The bid to become an independently run hospital rests on bosses being able to prove “financial viability”. As part of a major cutting drive this year worth £13.1million, 350 jobs – a third of the entire workforce – have been threatened with the axe.

A report to the board said: “Workforce numbers had been recast from 850-900 to 550, and might be reduced still further.”

The government has advised hospitals they should seek Foundation status or risk being taken over. Critics have reminded officials of the massive march and public protest, partly organised by the  Tribune, against the ­closure of the hos­pital’s A&E department and maternity unit in 2010.

It was suggested that the fresh sell-off plans ran against the spirit of ­commit­ments that were given then.

The plans, detailed in a 102-page, five-year, board-level document, “encapsulates our corporate view of the world”, according to its author, director of estates and facilities Philip Lent.

The report recommends that all “services on the main site that do not directly contribute to the corporate objectives shall be considered and, where agreed, discontinued”.

The decision follows a decision to axe 22 medical secretaries following a controversial reorgan­i­sation led by the former car parts company, Unipart.

One staff member told the Tribune that the secretaries had been classed as “wastage”.

The “estates strategy” is to sell off £17m worth of buildings in the north half of the hospital’s huge site in Highgate. Some “essential services” would be transferred to refurbished buildings in the south half of the site, the report says. The majority of the funds raised will be used to refurbish maternity services at the hospital.

The A&E unit would not be threatened by the down­siz­ing. Shirley Franklin, who led the campaign against the A&E closure as chair­woman of Defend Whittington Hospital Coalition, said: “This is to do with the cuts – we are still paying our NI [national insur­ance] and taxes and payi­ng for our health service that is being decimated. We would like to work with the health unions to oppose these cuts.”

The changes would mean the closure of Murray ward – with 19 beds for post-natal care – Betty Mansell women’s health ward, which opened in 2006 and is named in honour of a long-standing Whittington gynaecol­ogist who died in 2004. Cloudesley and Meyrick – stroke rehabilitation wards for the elderly – would also shut if the estates strategy is implemented.

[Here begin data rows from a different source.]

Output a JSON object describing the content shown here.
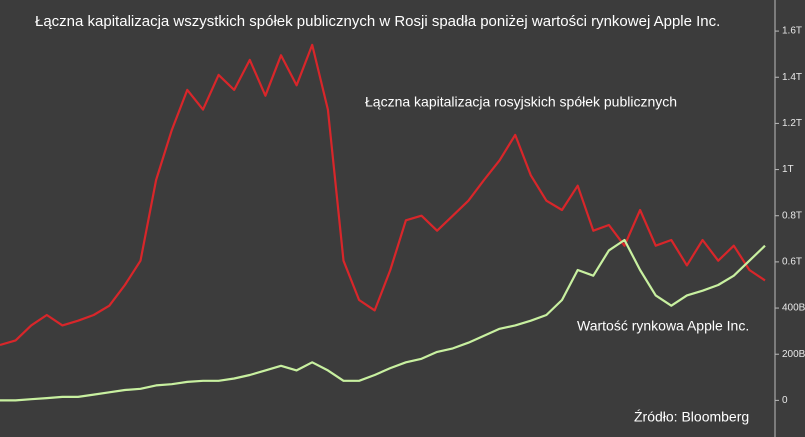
{
  "chart_data": {
    "type": "line",
    "title": "Łączna kapitalizacja wszystkich spółek publicznych w Rosji spadła poniżej wartości rynkowej Apple Inc.",
    "source": "Źródło: Bloomberg",
    "categories": [
      null,
      null,
      null,
      null,
      null,
      null,
      null,
      null,
      null,
      null,
      null,
      null,
      null,
      null,
      null,
      null,
      null,
      null,
      null,
      null,
      null,
      null,
      null,
      null,
      null,
      null,
      null,
      null,
      null,
      null,
      null,
      null,
      null,
      null,
      null,
      null,
      null,
      null,
      null,
      null,
      null,
      null,
      null,
      null,
      null,
      null,
      null,
      null,
      null,
      null
    ],
    "series": [
      {
        "name": "Łączna kapitalizacja rosyjskich spółek publicznych",
        "color": "#d8262a",
        "values": [
          240,
          260,
          325,
          370,
          325,
          345,
          370,
          410,
          500,
          605,
          955,
          1170,
          1345,
          1260,
          1410,
          1345,
          1475,
          1320,
          1495,
          1365,
          1540,
          1260,
          605,
          435,
          390,
          565,
          780,
          800,
          735,
          800,
          865,
          955,
          1040,
          1150,
          975,
          865,
          825,
          930,
          735,
          760,
          670,
          825,
          670,
          695,
          585,
          695,
          605,
          670,
          565,
          520
        ]
      },
      {
        "name": "Wartość rynkowa Apple Inc.",
        "color": "#c8f0a0",
        "values": [
          0,
          0,
          5,
          10,
          15,
          15,
          25,
          35,
          45,
          50,
          65,
          70,
          80,
          85,
          85,
          95,
          110,
          130,
          150,
          130,
          165,
          130,
          85,
          85,
          110,
          140,
          165,
          180,
          210,
          225,
          250,
          280,
          310,
          325,
          345,
          370,
          435,
          565,
          540,
          650,
          695,
          565,
          455,
          410,
          455,
          475,
          500,
          540,
          605,
          670
        ]
      }
    ],
    "ylim": [
      -150,
      1700
    ],
    "yticks": [
      0,
      {
        "value": 200,
        "label": "200B"
      },
      {
        "value": 400,
        "label": "400B"
      },
      {
        "value": 600,
        "label": "0.6T"
      },
      {
        "value": 800,
        "label": "0.8T"
      },
      {
        "value": 1000,
        "label": "1T"
      },
      {
        "value": 1200,
        "label": "1.2T"
      },
      {
        "value": 1400,
        "label": "1.4T"
      },
      {
        "value": 1600,
        "label": "1.6T"
      }
    ],
    "grid": false
  }
}
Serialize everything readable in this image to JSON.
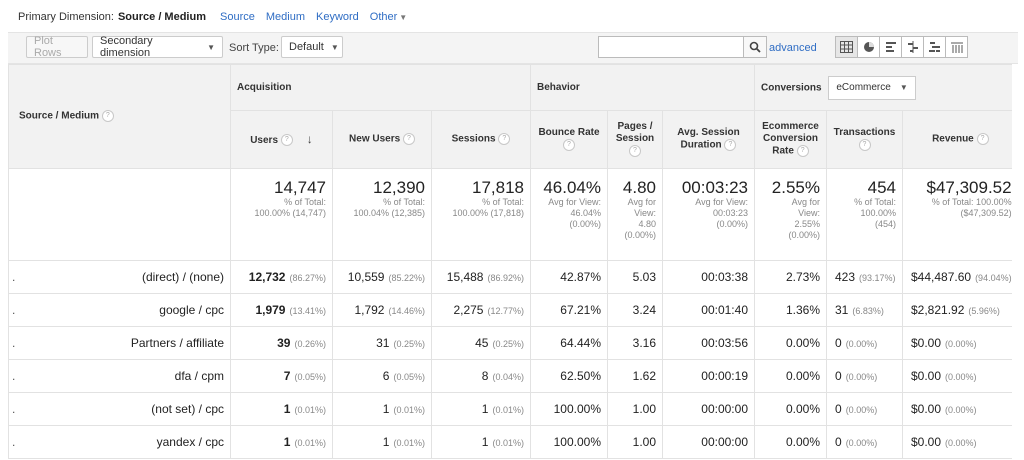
{
  "primary_dimension": {
    "label": "Primary Dimension:",
    "selected": "Source / Medium",
    "links": [
      "Source",
      "Medium",
      "Keyword"
    ],
    "other": "Other"
  },
  "toolbar": {
    "plot_rows": "Plot Rows",
    "secondary_dimension": "Secondary dimension",
    "sort_type_label": "Sort Type:",
    "sort_type_value": "Default",
    "search_value": "",
    "advanced": "advanced"
  },
  "header": {
    "dimension": "Source / Medium",
    "acquisition": "Acquisition",
    "behavior": "Behavior",
    "conversions": "Conversions",
    "conversions_select": "eCommerce",
    "users": "Users",
    "new_users": "New Users",
    "sessions": "Sessions",
    "bounce_rate": "Bounce Rate",
    "pages_session_1": "Pages /",
    "pages_session_2": "Session",
    "avg_duration_1": "Avg. Session",
    "avg_duration_2": "Duration",
    "ecommerce_1": "Ecommerce",
    "ecommerce_2": "Conversion",
    "ecommerce_3": "Rate",
    "transactions": "Transactions",
    "revenue": "Revenue"
  },
  "totals": {
    "users": {
      "value": "14,747",
      "sub1": "% of Total:",
      "sub2": "100.00% (14,747)"
    },
    "new_users": {
      "value": "12,390",
      "sub1": "% of Total:",
      "sub2": "100.04% (12,385)"
    },
    "sessions": {
      "value": "17,818",
      "sub1": "% of Total:",
      "sub2": "100.00% (17,818)"
    },
    "bounce_rate": {
      "value": "46.04%",
      "sub1": "Avg for View:",
      "sub2": "46.04%",
      "sub3": "(0.00%)"
    },
    "pages_session": {
      "value": "4.80",
      "sub1": "Avg for",
      "sub2": "View:",
      "sub3": "4.80",
      "sub4": "(0.00%)"
    },
    "avg_duration": {
      "value": "00:03:23",
      "sub1": "Avg for View:",
      "sub2": "00:03:23",
      "sub3": "(0.00%)"
    },
    "conv_rate": {
      "value": "2.55%",
      "sub1": "Avg for",
      "sub2": "View:",
      "sub3": "2.55%",
      "sub4": "(0.00%)"
    },
    "transactions": {
      "value": "454",
      "sub1": "% of Total:",
      "sub2": "100.00%",
      "sub3": "(454)"
    },
    "revenue": {
      "value": "$47,309.52",
      "sub1": "% of Total: 100.00%",
      "sub2": "($47,309.52)"
    }
  },
  "rows": [
    {
      "dim": "(direct) / (none)",
      "users": "12,732",
      "users_pct": "(86.27%)",
      "new_users": "10,559",
      "new_users_pct": "(85.22%)",
      "sessions": "15,488",
      "sessions_pct": "(86.92%)",
      "bounce": "42.87%",
      "pages": "5.03",
      "duration": "00:03:38",
      "conv": "2.73%",
      "trans": "423",
      "trans_pct": "(93.17%)",
      "revenue": "$44,487.60",
      "revenue_pct": "(94.04%)"
    },
    {
      "dim": "google / cpc",
      "users": "1,979",
      "users_pct": "(13.41%)",
      "new_users": "1,792",
      "new_users_pct": "(14.46%)",
      "sessions": "2,275",
      "sessions_pct": "(12.77%)",
      "bounce": "67.21%",
      "pages": "3.24",
      "duration": "00:01:40",
      "conv": "1.36%",
      "trans": "31",
      "trans_pct": "(6.83%)",
      "revenue": "$2,821.92",
      "revenue_pct": "(5.96%)"
    },
    {
      "dim": "Partners / affiliate",
      "users": "39",
      "users_pct": "(0.26%)",
      "new_users": "31",
      "new_users_pct": "(0.25%)",
      "sessions": "45",
      "sessions_pct": "(0.25%)",
      "bounce": "64.44%",
      "pages": "3.16",
      "duration": "00:03:56",
      "conv": "0.00%",
      "trans": "0",
      "trans_pct": "(0.00%)",
      "revenue": "$0.00",
      "revenue_pct": "(0.00%)"
    },
    {
      "dim": "dfa / cpm",
      "users": "7",
      "users_pct": "(0.05%)",
      "new_users": "6",
      "new_users_pct": "(0.05%)",
      "sessions": "8",
      "sessions_pct": "(0.04%)",
      "bounce": "62.50%",
      "pages": "1.62",
      "duration": "00:00:19",
      "conv": "0.00%",
      "trans": "0",
      "trans_pct": "(0.00%)",
      "revenue": "$0.00",
      "revenue_pct": "(0.00%)"
    },
    {
      "dim": "(not set) / cpc",
      "users": "1",
      "users_pct": "(0.01%)",
      "new_users": "1",
      "new_users_pct": "(0.01%)",
      "sessions": "1",
      "sessions_pct": "(0.01%)",
      "bounce": "100.00%",
      "pages": "1.00",
      "duration": "00:00:00",
      "conv": "0.00%",
      "trans": "0",
      "trans_pct": "(0.00%)",
      "revenue": "$0.00",
      "revenue_pct": "(0.00%)"
    },
    {
      "dim": "yandex / cpc",
      "users": "1",
      "users_pct": "(0.01%)",
      "new_users": "1",
      "new_users_pct": "(0.01%)",
      "sessions": "1",
      "sessions_pct": "(0.01%)",
      "bounce": "100.00%",
      "pages": "1.00",
      "duration": "00:00:00",
      "conv": "0.00%",
      "trans": "0",
      "trans_pct": "(0.00%)",
      "revenue": "$0.00",
      "revenue_pct": "(0.00%)"
    }
  ]
}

The report says: “The area to the north of the main building is the easiest to release for disposal or to vacate to create space for other revenue-generating departments.”

The report says that “from 2016, all on-site residences will be closed”. This includes the sale of six blocks, including Grade II-listed Jenner Building, where newborn babies and parents go after giving difficult births.

The blocks include 34 nursing homes, 18 rooms for on-call staff, 11 two-bedroom flats and a doctor’s flat. The report says that the “institutional nature of the nurses’ homes is not approp­riate for modern residential provision”.

Whitting­ton Educa­tion Centre – the training centre for post­grad­uates – would be moved into a boiler room on the main site.

The physio­therapists’ block would be moved to Finsbury Health Centre in Clerkenwell. A sensory garden, opened last year, would be sold.
The “disposal value” is estimated at £17m with the Trust’s total assets valued at £118m.

The hospital intends to use a digital system run by Dictate IT, a company set up and owned by GPs in Camden and Islington. The firm sends doctors’ voice-recorded notes to India for transcription.  scoped”.

One of the dismissed medical secretaries told the Tribune that top consultants had already started leaving the hospital, adding: “Some of my colleagues are quite old. They have got no chance of getting another job outside.

“It is all very sneaky and very depressing. We don’t feel like coming in.”